After being in the name development business for a few years, let alone the nearly three decades that I have, it becomes very apparent that foreseeing opportunities for building consensus on naming directions is of tremendous importance. This is particularly significant when consideration for that consensus has to be crafted bearing in mind the opinions of senior and/or executive leadership that may or may not be directly involved with the naming project.
I often relay stories to client project teams that are used to impress upon them the need to expose multiple internal audiences –including first and foremost executive teams—throughout the process. To assure the ultimate success of a naming initiative, a final recommendation must be more than an inclusion of the summary of the process, rationale of the given name, proof that diligence had been conducted on safety testing, trademark and domain screening, external and internal audience research validation, linguistics analysis, etc.

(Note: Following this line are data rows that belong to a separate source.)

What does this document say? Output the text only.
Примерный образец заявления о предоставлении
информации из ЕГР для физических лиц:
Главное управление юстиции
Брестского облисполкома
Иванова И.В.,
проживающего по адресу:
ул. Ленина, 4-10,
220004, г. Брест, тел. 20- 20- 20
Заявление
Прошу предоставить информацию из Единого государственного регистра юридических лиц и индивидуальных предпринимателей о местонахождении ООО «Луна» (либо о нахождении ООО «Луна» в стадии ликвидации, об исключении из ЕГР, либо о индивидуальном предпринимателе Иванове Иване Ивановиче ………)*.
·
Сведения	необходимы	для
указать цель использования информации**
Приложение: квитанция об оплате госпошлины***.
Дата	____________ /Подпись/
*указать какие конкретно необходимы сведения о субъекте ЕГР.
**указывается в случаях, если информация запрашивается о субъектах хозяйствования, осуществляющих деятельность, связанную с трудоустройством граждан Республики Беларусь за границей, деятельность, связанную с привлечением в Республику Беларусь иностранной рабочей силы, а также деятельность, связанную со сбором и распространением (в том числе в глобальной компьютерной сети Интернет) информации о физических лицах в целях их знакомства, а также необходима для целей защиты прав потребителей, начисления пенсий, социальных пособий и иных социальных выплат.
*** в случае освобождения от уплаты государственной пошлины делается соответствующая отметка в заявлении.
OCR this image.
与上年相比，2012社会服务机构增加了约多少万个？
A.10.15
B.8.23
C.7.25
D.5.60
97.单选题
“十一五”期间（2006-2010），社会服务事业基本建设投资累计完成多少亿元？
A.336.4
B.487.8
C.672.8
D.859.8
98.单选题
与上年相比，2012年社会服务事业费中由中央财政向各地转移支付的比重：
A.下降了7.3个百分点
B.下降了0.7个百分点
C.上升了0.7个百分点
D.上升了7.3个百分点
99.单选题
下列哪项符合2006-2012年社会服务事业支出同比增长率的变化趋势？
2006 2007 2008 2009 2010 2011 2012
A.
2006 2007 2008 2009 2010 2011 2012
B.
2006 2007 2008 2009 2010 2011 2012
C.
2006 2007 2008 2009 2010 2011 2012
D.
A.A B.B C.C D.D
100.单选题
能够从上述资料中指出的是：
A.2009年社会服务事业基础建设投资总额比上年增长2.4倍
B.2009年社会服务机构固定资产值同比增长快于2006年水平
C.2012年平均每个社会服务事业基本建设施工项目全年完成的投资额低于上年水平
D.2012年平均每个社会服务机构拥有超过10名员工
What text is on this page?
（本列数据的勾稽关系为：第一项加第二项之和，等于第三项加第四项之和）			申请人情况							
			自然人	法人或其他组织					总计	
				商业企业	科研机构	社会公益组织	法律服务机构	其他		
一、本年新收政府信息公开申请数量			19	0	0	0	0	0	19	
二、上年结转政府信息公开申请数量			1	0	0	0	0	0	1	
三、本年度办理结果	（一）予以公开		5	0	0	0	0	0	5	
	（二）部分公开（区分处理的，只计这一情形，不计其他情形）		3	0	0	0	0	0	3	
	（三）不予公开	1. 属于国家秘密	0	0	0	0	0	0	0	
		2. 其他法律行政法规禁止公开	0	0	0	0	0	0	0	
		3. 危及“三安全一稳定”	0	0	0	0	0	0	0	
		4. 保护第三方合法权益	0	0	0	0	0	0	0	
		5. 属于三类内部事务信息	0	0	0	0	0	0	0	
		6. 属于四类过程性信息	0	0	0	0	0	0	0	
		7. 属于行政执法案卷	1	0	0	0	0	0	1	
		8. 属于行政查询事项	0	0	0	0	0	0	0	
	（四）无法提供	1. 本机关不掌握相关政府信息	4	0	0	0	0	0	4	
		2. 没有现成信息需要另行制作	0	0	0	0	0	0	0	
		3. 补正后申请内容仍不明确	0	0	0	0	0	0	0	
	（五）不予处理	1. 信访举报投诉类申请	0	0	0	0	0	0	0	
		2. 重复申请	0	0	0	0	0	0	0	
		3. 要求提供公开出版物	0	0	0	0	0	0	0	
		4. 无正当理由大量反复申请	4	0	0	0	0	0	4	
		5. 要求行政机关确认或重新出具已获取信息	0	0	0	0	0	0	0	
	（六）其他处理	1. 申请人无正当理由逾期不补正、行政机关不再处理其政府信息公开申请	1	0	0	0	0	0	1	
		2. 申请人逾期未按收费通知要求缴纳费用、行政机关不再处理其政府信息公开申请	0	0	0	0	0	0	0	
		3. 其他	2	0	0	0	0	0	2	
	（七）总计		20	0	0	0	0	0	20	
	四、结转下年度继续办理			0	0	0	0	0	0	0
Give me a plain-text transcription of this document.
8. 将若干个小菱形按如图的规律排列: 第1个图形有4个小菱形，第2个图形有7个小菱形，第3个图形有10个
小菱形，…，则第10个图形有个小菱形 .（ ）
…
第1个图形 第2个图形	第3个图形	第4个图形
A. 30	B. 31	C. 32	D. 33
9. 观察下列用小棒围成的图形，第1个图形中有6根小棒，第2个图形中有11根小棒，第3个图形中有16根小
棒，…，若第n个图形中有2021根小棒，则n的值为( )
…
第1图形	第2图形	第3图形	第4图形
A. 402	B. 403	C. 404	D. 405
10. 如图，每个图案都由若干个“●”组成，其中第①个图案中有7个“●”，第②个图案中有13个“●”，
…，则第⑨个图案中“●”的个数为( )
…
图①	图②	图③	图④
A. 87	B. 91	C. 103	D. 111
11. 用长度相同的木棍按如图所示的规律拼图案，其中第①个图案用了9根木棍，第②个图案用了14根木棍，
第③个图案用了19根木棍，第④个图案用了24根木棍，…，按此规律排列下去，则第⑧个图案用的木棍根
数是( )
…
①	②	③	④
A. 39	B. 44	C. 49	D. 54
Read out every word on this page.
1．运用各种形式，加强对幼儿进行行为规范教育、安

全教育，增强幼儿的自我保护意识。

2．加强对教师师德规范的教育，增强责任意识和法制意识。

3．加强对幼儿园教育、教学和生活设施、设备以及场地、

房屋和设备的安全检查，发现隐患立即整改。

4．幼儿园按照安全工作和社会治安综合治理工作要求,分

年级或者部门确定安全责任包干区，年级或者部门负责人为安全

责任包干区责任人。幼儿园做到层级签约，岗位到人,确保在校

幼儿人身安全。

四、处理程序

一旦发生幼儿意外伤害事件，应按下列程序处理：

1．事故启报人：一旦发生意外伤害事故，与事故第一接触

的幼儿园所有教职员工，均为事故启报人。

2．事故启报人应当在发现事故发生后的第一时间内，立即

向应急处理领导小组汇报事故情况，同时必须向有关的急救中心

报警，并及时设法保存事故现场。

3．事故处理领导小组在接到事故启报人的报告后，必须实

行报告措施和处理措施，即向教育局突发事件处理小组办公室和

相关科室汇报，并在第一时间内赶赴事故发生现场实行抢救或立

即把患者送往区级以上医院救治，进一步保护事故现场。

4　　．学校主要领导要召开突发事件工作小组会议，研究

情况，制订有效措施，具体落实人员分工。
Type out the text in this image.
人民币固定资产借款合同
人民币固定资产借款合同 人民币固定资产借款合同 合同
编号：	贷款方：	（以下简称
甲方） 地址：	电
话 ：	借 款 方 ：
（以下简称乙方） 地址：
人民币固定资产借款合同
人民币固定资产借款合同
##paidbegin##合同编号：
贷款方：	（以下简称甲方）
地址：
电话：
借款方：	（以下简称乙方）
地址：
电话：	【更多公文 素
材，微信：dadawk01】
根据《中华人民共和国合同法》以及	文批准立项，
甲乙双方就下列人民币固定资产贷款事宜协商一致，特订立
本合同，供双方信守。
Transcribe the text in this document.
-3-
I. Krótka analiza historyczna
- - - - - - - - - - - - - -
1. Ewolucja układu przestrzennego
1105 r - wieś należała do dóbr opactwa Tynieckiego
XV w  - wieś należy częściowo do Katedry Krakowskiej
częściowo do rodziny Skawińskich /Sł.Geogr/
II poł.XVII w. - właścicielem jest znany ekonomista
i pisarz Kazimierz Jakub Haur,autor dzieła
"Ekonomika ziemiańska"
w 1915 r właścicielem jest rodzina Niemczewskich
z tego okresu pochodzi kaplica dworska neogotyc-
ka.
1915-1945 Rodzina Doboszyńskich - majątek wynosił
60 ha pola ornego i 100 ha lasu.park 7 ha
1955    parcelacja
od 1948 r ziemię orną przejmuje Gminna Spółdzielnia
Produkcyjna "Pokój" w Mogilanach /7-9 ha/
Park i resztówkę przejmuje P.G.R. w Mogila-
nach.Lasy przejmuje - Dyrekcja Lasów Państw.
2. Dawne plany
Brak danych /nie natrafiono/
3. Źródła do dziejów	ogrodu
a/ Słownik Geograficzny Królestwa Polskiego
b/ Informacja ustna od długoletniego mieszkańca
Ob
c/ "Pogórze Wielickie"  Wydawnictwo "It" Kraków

It also must demonstrate a sequencing of senior leadership input solicitation. We recommend these interactions are in person, take no longer than 20-30 minutes, and utilize a very small number of slides. Get to the point, show where the process is, and display the brief list of names under consideration. Then wait and record any feedback, answer any questions, and continue forward.
Brandsymbol certainly recognizes that some senior executives are more vocal and want to have their opinion heard about name selections than others. We work with our clients to build into the project timeline opportunities for these interactions while recognizing the challenge of minimal calendar opportunities. Avoiding an unwelcome surprise in the form of questioning the naming strategy and potential name candidates late in the project is worth the effort and should be part of a coordinated effort with a naming agency partnership. Assure the meetings are summarized succinctly to quickly present the thorough process, including why others like a given name without overselling, while also recognizing the fact that it ultimately will be spoken countless times by the executives for the breakthrough success it represents.